Kate Braggs has recently completed her graduate studies in Gender and Peacebuilding at the University for Peace in San Jose, Costa Rica. In her graduate studies, she focused on the intersection of gender, sexuality, and religion in a human rights context. Currently, Kate is working as Justice Advocate for a community of women religious. She is also member of the Call to Action Next Generation Leadership Team, the Women's Ordination Conference Board, and a small faithsharing community in the Washington DC metro area.

One thought on “Going Home

  1. Love your post, Kate. I never thought I would move back to my hometown, until it basically came to fruition about a year ago. So here I am, after 7 years in Chicago and 3 in Oakland, living in the white, middle-class, well-to-do suburb of Madison that I grew up in.

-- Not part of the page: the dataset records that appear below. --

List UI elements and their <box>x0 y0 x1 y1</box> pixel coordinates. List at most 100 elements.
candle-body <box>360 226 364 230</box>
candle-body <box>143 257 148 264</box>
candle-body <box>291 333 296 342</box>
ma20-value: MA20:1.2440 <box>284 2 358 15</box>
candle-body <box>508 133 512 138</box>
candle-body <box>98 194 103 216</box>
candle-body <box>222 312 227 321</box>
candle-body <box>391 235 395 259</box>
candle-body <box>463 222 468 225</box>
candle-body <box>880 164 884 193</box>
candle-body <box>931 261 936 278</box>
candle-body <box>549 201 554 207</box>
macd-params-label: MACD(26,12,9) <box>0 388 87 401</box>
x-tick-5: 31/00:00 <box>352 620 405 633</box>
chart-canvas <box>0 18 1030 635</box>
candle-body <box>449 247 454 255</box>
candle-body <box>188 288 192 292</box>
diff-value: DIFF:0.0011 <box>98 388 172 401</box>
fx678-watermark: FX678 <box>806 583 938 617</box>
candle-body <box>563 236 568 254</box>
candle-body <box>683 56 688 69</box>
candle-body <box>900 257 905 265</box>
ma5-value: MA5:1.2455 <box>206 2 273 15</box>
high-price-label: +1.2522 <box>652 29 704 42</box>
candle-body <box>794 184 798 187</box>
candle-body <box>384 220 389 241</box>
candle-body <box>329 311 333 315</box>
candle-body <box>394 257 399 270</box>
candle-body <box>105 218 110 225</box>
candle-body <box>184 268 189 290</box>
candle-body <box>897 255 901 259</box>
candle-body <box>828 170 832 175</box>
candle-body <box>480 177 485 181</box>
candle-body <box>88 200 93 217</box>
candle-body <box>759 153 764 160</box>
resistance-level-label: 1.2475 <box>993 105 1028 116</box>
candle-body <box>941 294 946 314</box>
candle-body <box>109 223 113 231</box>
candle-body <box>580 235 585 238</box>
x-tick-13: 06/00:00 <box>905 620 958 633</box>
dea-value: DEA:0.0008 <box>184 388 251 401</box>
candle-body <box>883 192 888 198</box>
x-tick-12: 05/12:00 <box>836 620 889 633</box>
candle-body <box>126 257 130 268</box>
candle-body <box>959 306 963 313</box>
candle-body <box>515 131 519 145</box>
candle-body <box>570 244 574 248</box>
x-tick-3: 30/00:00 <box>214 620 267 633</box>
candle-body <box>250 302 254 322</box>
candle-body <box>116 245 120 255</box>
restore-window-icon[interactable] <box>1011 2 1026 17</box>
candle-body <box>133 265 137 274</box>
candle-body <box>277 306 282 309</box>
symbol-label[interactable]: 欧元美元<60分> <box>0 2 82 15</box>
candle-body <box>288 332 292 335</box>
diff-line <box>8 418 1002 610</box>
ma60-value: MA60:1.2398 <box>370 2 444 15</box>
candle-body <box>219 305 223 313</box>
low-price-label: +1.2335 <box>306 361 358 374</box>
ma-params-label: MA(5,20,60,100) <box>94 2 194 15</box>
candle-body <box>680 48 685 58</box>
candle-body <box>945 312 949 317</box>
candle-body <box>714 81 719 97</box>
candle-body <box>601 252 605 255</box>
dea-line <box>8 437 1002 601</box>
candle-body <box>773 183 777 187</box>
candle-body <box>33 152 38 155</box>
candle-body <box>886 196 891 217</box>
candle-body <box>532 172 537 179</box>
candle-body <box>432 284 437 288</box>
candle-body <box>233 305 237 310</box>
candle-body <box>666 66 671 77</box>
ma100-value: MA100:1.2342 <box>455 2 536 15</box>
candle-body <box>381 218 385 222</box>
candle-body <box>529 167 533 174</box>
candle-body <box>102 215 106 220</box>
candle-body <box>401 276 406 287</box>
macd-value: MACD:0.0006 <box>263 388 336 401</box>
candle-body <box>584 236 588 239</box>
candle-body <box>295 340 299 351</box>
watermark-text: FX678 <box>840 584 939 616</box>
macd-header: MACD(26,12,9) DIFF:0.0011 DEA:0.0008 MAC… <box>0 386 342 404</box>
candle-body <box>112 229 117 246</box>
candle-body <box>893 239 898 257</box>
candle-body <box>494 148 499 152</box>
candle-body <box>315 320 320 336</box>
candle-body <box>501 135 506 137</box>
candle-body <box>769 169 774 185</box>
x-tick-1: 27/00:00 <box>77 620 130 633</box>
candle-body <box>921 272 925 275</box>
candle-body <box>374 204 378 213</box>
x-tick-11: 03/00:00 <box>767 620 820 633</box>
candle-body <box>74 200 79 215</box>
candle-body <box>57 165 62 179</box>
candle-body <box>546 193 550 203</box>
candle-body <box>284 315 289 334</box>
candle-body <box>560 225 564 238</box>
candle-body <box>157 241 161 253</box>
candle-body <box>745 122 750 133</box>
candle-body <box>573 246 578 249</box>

    A lot of people joked: “A prophet is not welcome in his hometown.” OK, I don’t believe I’m a prophet, first of all. But if a prophet is someone who is trying to remain faithful to the Gospel teachings, then I can get into that. I admittedly have felt pretty welcome in my hometown, but then again, it’s a liberal bastion. And my parents and best friend wanted me to move back for years. There are people here who have similar struggles that I have with the Church and society here that have been here and will be here.

    And yet, there are people who will never understand how I got to be who I am. I guess I’m okay with that, and sometimes there are nuggets of breakthroughs with old friends and family members. I think you’re on the right track with listening – nobody has all the answers, but maybe collectively, we can start to realize why God put us here on this earth.

    If it ever makes sense for one to move to one’s hometown, I would recommend it. Don’t just do it for a year, give it two years, just to be safe. There might be a lot of loneliness, nostalgia for how things were (or anger at how things were), but if the opportunity is right, I believe it’s good to bridge our old town and new town identities.